NOTE: I do not want the eventual answerer to post a full solution; I only wish that they point me in the right direction as to how to do so.
Ok I am trying to prove this for $n>3$:
$$2\left(\sum_{r=1}^{2^{n-2}} \frac{(2^n)!}{(2r-1)!(2^n-(2r-1))!}\right) = 2 \left( \sum_{r=0}^{2^{n-2}-1} \frac{(2^n)!}{(2r)!(2^n-2r)!}\right)+\frac{(2^n)!}{((2^{n-1})!)^2}$$
For reference, it is also my theory that the sum of either side is $$2^{2^{n}-1}$$
The LHS has now been shown to be equal to the theorised sum. Many thanks to Richard for the detailed explanation (please see his answer for reference). I have since attempted to solve the RHS with his methods. Unfortunately, upon following his steps, midway through my efforts I was confronted by: $$\sum_{r=0}^{2^{n-2}-1} \binom{2^{n}-1}{2r-1}$$ - of which the notable problem is that for $r=0$ we get $$\binom{2^{n}-1}{-1}$$ which therefore leads to an obvious math error. Have I made an error here? If so can you point me in the right direction, or offer any relevant identities to show this? Any help is welcome.

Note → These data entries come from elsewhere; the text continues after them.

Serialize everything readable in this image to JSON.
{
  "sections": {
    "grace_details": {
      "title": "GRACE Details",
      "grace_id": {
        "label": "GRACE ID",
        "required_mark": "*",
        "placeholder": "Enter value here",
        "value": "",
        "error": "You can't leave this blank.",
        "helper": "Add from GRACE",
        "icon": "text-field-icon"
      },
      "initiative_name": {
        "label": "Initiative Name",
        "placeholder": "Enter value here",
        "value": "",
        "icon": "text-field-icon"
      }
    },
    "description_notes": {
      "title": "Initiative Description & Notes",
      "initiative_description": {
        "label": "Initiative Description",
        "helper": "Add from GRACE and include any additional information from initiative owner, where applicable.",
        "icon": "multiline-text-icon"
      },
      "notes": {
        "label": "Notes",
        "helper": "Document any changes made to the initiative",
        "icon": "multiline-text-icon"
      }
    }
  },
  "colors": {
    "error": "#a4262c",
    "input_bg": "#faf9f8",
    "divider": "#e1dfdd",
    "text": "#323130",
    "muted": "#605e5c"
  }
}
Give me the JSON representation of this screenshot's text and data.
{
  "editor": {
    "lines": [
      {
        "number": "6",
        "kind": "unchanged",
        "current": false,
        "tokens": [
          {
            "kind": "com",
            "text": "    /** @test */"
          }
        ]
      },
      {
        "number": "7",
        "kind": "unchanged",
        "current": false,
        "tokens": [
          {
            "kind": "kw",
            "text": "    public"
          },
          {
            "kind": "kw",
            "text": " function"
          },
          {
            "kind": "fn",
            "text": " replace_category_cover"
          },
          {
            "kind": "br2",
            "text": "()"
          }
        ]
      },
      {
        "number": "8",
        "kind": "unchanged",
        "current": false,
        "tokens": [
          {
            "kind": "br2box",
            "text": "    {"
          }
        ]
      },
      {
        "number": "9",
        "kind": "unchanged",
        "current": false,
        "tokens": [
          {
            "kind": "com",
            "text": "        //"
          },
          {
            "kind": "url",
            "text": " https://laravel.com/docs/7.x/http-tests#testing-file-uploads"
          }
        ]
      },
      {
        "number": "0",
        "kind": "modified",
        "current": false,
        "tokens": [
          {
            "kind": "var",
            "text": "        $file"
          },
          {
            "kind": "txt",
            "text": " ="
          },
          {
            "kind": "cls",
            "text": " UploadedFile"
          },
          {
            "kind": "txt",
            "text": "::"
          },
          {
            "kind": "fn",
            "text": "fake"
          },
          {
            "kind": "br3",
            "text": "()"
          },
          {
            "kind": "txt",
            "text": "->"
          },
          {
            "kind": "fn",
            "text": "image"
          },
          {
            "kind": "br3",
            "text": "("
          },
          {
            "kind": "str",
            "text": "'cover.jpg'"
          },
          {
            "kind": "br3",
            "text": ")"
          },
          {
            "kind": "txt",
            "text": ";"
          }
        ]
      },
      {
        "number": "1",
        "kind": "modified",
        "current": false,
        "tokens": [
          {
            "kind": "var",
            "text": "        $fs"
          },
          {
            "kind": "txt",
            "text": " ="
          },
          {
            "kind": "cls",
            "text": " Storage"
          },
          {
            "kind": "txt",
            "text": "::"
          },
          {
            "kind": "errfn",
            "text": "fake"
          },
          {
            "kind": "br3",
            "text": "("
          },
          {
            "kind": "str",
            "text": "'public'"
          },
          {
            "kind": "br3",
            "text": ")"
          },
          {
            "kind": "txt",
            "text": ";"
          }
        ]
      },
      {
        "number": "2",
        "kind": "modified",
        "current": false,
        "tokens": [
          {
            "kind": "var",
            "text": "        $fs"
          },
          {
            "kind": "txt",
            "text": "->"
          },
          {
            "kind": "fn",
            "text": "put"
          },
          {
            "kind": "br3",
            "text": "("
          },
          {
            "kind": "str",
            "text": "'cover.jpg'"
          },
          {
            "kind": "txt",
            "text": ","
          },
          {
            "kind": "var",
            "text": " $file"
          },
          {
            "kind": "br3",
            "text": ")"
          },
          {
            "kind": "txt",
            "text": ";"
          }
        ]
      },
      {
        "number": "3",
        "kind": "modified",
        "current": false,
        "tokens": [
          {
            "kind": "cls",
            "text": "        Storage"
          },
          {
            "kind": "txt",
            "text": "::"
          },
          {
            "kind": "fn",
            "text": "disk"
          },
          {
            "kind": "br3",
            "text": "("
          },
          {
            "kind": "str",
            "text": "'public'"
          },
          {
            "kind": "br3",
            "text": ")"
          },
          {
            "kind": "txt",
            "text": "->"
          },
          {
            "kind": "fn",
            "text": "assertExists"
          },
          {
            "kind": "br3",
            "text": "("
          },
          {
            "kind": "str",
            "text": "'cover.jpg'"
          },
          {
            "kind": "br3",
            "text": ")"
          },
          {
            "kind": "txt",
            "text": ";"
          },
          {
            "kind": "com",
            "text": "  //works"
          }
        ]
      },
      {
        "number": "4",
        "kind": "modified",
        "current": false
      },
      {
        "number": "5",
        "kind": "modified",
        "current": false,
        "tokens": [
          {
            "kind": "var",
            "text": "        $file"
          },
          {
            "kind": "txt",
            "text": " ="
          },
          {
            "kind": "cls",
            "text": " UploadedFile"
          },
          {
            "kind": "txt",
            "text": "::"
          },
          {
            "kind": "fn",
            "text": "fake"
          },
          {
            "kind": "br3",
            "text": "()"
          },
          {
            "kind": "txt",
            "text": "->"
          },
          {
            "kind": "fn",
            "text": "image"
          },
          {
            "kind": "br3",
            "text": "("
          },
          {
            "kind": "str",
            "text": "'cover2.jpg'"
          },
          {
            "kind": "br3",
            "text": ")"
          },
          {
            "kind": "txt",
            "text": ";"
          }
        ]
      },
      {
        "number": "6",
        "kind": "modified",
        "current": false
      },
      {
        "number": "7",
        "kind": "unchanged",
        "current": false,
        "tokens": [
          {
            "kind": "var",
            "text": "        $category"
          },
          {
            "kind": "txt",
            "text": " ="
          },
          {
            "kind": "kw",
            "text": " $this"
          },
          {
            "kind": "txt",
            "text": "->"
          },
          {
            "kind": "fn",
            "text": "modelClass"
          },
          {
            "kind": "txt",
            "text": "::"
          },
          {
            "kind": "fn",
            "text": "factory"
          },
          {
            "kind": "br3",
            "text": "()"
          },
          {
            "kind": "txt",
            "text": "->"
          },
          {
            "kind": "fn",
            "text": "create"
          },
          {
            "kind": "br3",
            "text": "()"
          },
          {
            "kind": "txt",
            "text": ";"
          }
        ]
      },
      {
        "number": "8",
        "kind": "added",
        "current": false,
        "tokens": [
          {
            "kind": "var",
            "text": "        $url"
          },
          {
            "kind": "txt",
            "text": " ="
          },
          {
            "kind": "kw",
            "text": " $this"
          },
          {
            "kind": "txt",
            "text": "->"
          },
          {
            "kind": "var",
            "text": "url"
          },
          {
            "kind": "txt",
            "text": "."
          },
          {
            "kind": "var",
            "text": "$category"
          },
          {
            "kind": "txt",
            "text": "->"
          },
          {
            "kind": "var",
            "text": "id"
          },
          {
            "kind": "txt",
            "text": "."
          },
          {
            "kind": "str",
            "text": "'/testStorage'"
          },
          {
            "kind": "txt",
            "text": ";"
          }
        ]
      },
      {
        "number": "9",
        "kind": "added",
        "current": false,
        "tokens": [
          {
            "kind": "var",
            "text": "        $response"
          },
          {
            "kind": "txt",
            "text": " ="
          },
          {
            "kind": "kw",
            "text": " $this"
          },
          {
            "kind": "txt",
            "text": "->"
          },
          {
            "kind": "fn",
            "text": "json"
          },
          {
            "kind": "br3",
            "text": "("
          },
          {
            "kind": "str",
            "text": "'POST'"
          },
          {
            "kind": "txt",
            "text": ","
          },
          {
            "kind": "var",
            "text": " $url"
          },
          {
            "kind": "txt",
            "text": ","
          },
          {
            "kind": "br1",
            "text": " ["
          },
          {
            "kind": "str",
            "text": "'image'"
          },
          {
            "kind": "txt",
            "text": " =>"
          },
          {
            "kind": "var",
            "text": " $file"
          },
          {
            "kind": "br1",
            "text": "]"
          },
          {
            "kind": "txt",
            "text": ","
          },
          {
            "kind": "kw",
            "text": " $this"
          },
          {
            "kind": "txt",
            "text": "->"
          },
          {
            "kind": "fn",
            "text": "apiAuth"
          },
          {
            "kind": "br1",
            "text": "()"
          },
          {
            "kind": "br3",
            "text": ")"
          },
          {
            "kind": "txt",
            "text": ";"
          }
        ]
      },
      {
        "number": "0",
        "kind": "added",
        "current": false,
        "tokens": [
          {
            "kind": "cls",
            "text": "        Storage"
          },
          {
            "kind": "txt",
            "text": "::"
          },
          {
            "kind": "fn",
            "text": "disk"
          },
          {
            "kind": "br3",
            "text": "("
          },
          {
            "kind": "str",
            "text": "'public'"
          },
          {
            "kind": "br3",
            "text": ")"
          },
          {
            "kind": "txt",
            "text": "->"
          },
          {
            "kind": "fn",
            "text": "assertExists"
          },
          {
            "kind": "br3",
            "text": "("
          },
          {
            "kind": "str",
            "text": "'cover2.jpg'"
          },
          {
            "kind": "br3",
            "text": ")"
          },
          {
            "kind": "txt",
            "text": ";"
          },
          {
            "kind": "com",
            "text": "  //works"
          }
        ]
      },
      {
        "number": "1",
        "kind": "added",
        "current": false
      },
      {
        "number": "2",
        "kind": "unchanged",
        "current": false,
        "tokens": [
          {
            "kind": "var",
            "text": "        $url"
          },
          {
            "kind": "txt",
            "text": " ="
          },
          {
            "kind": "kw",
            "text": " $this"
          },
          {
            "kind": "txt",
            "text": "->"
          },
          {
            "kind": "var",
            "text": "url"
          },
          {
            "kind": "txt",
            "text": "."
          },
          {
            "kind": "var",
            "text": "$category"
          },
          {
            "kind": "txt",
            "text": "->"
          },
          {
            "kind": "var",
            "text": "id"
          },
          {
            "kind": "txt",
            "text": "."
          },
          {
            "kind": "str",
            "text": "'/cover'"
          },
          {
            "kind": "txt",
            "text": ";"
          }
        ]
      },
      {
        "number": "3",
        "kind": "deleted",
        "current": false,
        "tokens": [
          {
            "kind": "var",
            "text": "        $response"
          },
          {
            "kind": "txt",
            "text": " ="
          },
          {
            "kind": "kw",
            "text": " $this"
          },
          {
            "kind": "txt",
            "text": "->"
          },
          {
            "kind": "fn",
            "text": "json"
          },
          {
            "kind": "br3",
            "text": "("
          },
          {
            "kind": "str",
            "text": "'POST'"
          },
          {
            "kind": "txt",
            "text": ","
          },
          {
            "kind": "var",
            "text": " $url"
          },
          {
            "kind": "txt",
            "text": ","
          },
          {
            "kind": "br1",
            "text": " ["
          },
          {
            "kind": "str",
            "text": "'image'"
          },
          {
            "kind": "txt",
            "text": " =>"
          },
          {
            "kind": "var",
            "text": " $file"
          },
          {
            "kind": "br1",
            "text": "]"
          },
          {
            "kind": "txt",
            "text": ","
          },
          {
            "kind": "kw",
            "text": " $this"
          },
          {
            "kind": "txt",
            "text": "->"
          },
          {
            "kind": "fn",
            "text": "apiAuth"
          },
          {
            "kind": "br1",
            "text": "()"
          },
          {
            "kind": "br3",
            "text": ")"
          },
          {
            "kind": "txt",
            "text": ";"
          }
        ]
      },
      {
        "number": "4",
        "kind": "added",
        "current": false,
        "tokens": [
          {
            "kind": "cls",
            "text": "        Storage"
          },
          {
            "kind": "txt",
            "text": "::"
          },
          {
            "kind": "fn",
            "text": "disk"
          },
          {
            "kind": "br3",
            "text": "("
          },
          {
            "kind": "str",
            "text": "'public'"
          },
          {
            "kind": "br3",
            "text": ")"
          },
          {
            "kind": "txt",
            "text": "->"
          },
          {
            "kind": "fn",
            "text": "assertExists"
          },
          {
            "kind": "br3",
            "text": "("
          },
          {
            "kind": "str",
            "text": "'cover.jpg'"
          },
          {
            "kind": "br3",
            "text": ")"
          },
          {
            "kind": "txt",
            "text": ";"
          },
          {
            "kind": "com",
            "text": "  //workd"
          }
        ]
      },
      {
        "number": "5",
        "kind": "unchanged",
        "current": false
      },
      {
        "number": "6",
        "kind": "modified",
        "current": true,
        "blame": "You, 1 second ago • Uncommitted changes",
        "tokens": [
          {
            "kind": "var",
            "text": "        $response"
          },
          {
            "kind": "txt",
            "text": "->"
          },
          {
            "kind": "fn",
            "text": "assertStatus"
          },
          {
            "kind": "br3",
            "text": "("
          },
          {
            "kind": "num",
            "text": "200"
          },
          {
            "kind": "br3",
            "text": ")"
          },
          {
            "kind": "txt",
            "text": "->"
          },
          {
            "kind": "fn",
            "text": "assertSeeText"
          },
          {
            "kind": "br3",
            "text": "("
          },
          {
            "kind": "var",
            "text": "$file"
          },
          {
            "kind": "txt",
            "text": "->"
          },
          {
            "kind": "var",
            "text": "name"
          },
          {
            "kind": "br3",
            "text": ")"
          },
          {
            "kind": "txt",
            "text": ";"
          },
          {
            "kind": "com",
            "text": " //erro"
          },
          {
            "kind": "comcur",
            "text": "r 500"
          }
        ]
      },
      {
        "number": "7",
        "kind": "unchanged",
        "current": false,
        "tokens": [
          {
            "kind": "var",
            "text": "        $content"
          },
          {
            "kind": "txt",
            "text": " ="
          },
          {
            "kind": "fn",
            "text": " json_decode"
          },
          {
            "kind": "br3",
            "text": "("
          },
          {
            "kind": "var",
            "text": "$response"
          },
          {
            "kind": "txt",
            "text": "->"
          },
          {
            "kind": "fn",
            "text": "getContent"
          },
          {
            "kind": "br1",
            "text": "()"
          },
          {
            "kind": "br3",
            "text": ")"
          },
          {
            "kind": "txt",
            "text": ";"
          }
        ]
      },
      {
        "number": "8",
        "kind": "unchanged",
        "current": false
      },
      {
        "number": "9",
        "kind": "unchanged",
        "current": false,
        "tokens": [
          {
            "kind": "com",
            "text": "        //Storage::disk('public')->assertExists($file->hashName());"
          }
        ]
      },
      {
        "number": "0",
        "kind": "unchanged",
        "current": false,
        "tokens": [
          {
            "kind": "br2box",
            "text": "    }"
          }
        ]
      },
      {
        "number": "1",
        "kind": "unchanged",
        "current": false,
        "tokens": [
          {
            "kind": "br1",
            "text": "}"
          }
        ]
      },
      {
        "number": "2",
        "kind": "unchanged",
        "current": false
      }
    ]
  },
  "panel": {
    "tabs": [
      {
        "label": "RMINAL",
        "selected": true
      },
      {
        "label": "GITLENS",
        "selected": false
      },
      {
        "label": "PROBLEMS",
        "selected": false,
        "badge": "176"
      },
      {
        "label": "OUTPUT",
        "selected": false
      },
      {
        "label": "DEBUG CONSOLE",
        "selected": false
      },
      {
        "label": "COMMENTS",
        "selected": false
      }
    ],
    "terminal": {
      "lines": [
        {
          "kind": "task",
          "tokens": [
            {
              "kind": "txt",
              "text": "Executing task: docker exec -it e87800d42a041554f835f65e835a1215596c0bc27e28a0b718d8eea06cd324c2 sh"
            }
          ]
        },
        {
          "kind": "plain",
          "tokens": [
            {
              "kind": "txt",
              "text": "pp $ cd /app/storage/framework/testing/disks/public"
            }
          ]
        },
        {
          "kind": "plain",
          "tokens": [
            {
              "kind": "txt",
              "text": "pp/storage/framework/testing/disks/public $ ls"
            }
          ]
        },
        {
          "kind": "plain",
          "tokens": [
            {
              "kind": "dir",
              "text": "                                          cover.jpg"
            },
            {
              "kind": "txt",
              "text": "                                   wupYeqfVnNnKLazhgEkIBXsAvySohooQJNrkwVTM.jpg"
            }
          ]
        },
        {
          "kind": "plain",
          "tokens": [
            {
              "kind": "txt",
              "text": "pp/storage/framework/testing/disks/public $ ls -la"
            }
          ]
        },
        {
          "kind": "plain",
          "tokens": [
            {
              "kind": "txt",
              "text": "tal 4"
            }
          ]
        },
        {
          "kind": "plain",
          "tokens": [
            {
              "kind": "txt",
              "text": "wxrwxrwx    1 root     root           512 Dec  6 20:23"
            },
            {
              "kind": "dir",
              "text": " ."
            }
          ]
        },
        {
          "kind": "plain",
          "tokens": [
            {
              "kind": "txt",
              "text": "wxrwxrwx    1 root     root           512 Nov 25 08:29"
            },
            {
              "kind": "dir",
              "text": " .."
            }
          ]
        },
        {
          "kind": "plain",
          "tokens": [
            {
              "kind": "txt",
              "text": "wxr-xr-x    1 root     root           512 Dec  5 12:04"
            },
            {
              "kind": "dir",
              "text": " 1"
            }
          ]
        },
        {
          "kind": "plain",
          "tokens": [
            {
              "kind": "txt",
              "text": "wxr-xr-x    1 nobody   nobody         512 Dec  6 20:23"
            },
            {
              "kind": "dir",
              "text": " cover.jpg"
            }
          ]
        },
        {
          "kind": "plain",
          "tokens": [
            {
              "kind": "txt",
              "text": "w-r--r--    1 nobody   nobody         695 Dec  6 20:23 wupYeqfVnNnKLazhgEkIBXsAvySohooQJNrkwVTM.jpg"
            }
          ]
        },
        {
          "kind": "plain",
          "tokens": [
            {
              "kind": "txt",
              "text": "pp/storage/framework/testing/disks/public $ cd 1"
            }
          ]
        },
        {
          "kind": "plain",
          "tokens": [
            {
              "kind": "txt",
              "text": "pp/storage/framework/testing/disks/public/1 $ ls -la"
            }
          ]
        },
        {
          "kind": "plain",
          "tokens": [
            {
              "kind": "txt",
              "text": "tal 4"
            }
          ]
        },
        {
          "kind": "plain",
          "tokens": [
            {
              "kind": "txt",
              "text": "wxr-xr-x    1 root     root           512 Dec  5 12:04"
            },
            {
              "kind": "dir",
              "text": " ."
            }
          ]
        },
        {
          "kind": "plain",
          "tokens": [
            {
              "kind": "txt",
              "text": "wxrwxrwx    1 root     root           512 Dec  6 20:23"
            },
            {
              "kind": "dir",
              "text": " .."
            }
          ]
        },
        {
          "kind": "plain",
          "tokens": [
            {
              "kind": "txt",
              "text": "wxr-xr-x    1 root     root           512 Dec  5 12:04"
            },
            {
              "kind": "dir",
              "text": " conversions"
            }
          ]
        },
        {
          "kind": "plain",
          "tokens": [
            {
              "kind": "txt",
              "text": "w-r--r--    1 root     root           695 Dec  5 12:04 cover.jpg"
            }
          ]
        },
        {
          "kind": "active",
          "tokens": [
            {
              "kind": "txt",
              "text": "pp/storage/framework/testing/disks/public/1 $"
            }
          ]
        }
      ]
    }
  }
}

Thanks
EDIT: RESOLVED. I figured out how to work round it
First, observe that
$$\sum_{r=1}^{2^{n-2}}{\frac{2^n!}{(2r-1)!(2^n-(2r-1))!}} = \sum_{r=1}^{2^{n-2}}{\binom{2^n}{2r-1}}.$$
We then use the identity $\binom{n}{k} = \binom{n-1}{k-1} + \binom{n-1}{k}$:
$$\sum_{r=1}^{2^{n-2}}{\binom{2^n}{2r-1}} = \sum_{r=1}^{2^{n-2}}{\binom{2^n-1}{2r-2}} + \sum_{r=1}^{2^{n-2}}{\binom{2^n-1}{2r-1}} $$ $$= \sum_{r=0}^{2^{n-1}-1}{\binom{2^n-1}{r}} $$ $$=\frac{1}{2}\left( \sum_{r=0}^{2^{n-1}-1}{\binom{2^n-1}{r}} + \sum_{r=0}^{2^{n-1}-1}{\binom{2^n-1}{r}}\right) $$
Using the identity $\binom{n}{k} = \binom{n}{n-k}$, we can rewrite this as
$$=\frac{1}{2}\left( \sum_{r=0}^{2^{n-1}-1}{\binom{2^n-1}{r}} + \sum_{r=0}^{2^{n-1}-1}{\binom{2^n-1}{2^n-1-r}}\right) $$
$$= \frac{1}{2}\left( \sum_{r=0}^{2^{n-1}-1}{\binom{2^n-1}{r}} + \sum_{r=2^{n-1}}^{2^{n}-1}{\binom{2^n-1}{r}}\right) $$
$$= \frac{1}{2}\sum_{r=0}^{2^{n}-1}{\binom{2^n-1}{r}} = 2^{2^n-2}$$
where the final step follows from the identity $\sum_{k=0}^{n}{\binom{n}{k}}=2^n$. The RHS can be addressed similarly.